Fairness. It keeps circling back to how completely unfair it is. How healthy she lived. She exercised! She ate so healthfully! Ate spinach, fresh veggies and fruits, low-fat diet, lots of fish, high-fiber, weight-lifting, lemon, no sugar, avoided animal fats aside from fish. Healthy, healthy, really took care of herself. Was a teacher, loved people and parties, a HUGE animal lover, quick and easy to laugh, always optimistic, positive energy. Her mother was her best friend, and she was her daughters’. 65 years old.
Death feels a lot like divorce. You keep hoping you’re going to wake up, that it was all some sick dream. And then, eventually you will have a good dream where life is as it should be, restored and familiar, and you awaken to a cruel reality. You don’t want to get out of bed. Friends call and you silence your phone. You don’t want to get out of bed. People tell you you’re depressed. No shit.
I feel guilty in saying so because divorce seems so trivial in comparison, but the feelings of loss and grief are the same feelings whether you’re dealing with death or divorce. A lot of what my bonus-sisters are going through right now is a lot of what I went through with my divorce. You have someone who knows you 100% completely, and then one day, they are 100% gone, poof, forever. You are closer to their things; you can touch their clothes, their most treasured possessions, but they are no longer there and will never be again. It’s surreal. It’s the exact same feeling. I think people underestimate how severe a break-up is, when you discover your whole relationship was a lie, it’s a death. You have to wake up to a whole new life, with your best friend completely gone. But when it’s your parent, it’s worse, because we’ll only ever have one. There’s no replacement. Compare and contrast it however you’d like, bottom line, the intensity of the loss, once you’ve experienced it, whatever the reason, you know it acutely. You remember the intensity, having to remind yourself to breathe, forcing yourself to go through the motions of a day. You can relate. I think it helps if you can relate to reach out to those suffering to let them know that they’re not alone, that they eventually will come out from under it.

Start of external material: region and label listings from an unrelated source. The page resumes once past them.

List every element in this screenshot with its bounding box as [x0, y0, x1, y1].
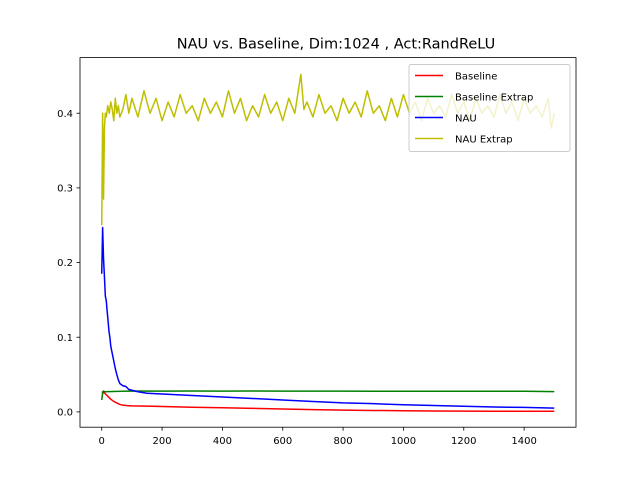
x-tick-label: 800	[334, 436, 353, 447]
legend-label: NAU	[455, 114, 477, 125]
legend-label: NAU Extrap	[455, 135, 513, 146]
series-line-2	[100, 390, 555, 401]
series-line-3	[100, 226, 555, 409]
y-tick-label: 0.2	[57, 258, 73, 269]
legend: Baseline Baseline Extrap NAU NAU Extrap	[408, 64, 571, 152]
series-layer	[100, 73, 556, 413]
y-tick-label: 0.1	[57, 333, 73, 344]
axis-layer: 0 200 400 600 800 1000 1200 1400 0.0 0.1 0.2 0.3 0.4	[57, 109, 537, 447]
x-tick-label: 200	[153, 436, 172, 447]
y-tick-label: 0.0	[57, 407, 73, 418]
x-tick-label: 600	[273, 436, 292, 447]
x-tick-label: 1000	[391, 436, 416, 447]
y-tick-label: 0.3	[57, 183, 73, 194]
chart-title: NAU vs. Baseline, Dim:1024 , Act:RandReL…	[177, 37, 496, 53]
x-tick-label: 0	[99, 436, 105, 447]
y-tick-label: 0.4	[57, 109, 73, 120]
legend-label: Baseline Extrap	[455, 93, 533, 104]
legend-box	[408, 64, 571, 152]
x-tick-label: 1200	[451, 436, 476, 447]
plot-frame	[79, 57, 577, 428]
x-tick-label: 400	[213, 436, 232, 447]
x-tick-label: 1400	[511, 436, 536, 447]
series-line-1	[101, 391, 555, 413]
legend-label: Baseline	[455, 72, 497, 83]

In any scenario, the best thing you can do is to learn how to love on loan. Easier said than done. But I tend to practice saying this to myself in all my happiest moments, taking mental photographs. On loan. Everything we love is on loan. In this story, I am a second-rate citizen. I don’t feel worthy of the “I’m sorry for your loss” and condolences, not in comparison to my bonus-sisters (these are my step-sisters for those playing along at home. We just find the term to be so Cinderella ugly, in our beautifully dysfunctional blended family) who’ve lost their one and only mother. But, yes, I too am grieving. I wake up every day and think of Carol. I cry here and there, mostly over small things, like eating fruit out of a plastic container labeled “Gefilte Fish.”